Almost three months later, John’s news shockingly went from grim news to the most amazing news ever imagined.
Words simply can’t describe the phone calls they made to family and friends. He went from possibility having to retire early from teaching and coaching to returning to work.
When John walked into West County Middle School on April 5, there were tears of joy and much-anticipated hugs. The staff welcomed him back with a breakfast, and students had made colorful posters which were displayed throughout the hallways.
Five years later

John and Megan Barnett are shown here with daughters Khloe (left) and Ava at son Elijah’s preschool graduation in May.
Today, John is healthy. He’s passed all his MRIs. Although he took a short break from coaching, he’s back to coaching, this time girls’ basketball. He shifted from teaching P.E. to Social Studies.
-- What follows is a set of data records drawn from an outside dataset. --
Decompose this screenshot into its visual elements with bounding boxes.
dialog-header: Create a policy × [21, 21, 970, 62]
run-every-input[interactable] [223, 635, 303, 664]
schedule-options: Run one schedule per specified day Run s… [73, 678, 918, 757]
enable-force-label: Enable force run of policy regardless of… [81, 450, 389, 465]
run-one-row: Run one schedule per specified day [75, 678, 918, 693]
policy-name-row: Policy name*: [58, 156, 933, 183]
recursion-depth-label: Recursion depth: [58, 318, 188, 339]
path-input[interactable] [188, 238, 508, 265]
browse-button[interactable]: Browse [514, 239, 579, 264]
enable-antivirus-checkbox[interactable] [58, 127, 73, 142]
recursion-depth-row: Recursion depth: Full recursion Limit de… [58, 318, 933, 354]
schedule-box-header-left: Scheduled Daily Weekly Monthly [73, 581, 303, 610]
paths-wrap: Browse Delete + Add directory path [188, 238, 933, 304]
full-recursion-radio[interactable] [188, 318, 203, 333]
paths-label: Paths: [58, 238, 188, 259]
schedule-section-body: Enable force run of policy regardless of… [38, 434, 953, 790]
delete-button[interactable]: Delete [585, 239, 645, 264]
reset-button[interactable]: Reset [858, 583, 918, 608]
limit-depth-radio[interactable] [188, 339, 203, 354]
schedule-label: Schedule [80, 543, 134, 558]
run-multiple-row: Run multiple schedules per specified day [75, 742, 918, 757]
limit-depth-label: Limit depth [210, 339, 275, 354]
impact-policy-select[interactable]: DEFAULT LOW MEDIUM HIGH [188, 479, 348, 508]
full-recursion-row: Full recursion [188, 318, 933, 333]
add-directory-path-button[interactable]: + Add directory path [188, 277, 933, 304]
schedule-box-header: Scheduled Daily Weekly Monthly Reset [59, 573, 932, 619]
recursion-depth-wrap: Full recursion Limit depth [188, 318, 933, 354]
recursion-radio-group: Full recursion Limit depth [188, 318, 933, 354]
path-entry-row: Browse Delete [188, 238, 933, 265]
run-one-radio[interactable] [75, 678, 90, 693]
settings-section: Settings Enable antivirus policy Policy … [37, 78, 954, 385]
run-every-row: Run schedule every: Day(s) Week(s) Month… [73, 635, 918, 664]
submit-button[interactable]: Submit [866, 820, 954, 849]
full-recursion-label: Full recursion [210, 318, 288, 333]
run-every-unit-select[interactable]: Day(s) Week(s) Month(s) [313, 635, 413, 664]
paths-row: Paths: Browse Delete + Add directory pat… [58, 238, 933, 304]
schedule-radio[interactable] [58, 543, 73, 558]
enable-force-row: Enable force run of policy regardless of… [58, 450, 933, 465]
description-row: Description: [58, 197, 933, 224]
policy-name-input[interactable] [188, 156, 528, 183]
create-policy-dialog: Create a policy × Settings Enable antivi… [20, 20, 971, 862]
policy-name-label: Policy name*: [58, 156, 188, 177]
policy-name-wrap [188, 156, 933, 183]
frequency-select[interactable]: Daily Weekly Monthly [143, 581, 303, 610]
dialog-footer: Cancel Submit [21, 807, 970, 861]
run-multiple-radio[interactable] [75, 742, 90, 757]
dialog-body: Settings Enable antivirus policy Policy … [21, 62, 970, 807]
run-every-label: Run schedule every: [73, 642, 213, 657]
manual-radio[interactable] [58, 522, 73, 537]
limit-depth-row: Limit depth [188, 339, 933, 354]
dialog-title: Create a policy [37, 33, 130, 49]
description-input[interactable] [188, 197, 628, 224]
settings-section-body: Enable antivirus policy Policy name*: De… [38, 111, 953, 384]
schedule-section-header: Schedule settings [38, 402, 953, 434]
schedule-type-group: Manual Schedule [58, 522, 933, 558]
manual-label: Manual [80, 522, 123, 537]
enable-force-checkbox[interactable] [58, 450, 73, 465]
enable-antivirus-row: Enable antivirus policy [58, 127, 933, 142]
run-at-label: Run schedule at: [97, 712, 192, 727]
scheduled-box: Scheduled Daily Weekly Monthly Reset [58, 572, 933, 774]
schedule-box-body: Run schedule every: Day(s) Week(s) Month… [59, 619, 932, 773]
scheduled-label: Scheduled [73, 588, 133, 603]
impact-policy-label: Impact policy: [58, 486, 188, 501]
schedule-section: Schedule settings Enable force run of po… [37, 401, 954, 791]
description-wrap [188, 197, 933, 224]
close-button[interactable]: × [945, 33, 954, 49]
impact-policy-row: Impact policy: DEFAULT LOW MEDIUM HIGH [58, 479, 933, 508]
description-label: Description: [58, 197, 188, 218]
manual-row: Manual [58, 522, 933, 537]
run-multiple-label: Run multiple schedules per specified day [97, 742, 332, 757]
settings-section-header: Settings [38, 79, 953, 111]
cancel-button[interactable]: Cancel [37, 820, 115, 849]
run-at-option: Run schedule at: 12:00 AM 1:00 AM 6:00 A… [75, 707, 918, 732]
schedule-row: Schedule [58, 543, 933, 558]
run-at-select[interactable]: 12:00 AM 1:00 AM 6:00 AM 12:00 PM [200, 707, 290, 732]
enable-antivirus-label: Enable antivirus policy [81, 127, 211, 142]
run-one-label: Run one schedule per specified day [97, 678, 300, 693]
Over the last few years, John has learned to thank God for his trial with cancer because it changed his life for the better.
“Now that doesn’t mean I don’t have bad days now or still struggle sometimes, but I turn to God with anything,” he said. “I’m still a mistake-maker, but brain cancer changed my life completely.”
John is especially grateful for all of his family, friends, colleagues, students and parents, and the community for their love and support through a difficult time.
Today when he struggles, John often leans on his younger brother Steven who offers continued encouragement and prayer.
He also credited wife Megan for being there for him through some of their darkest days.
“There is no way I would have had the strength, courage or fighting spirit to be here today if it wasn’t for her,” he said.
Monday marks the five-year anniversary of John’s initial diagnosis with cancer.
“With every breath I take, I am living proof of the power of prayer,” he said. “God hasn’t changed. He still performs miracles every day.”
“I knew they were in my brain, and I got very scared. But then I looked down at my feet and I saw Jesus. I don’t remember any more of the surgery after that.”
John Barnett, cancer survivor

John Barnett poses with his family and the welcome-back poster wife Megan made for him. West County Middle School students and staff also made colorful posters to welcome him back on his first day after receiving treatment for cancer.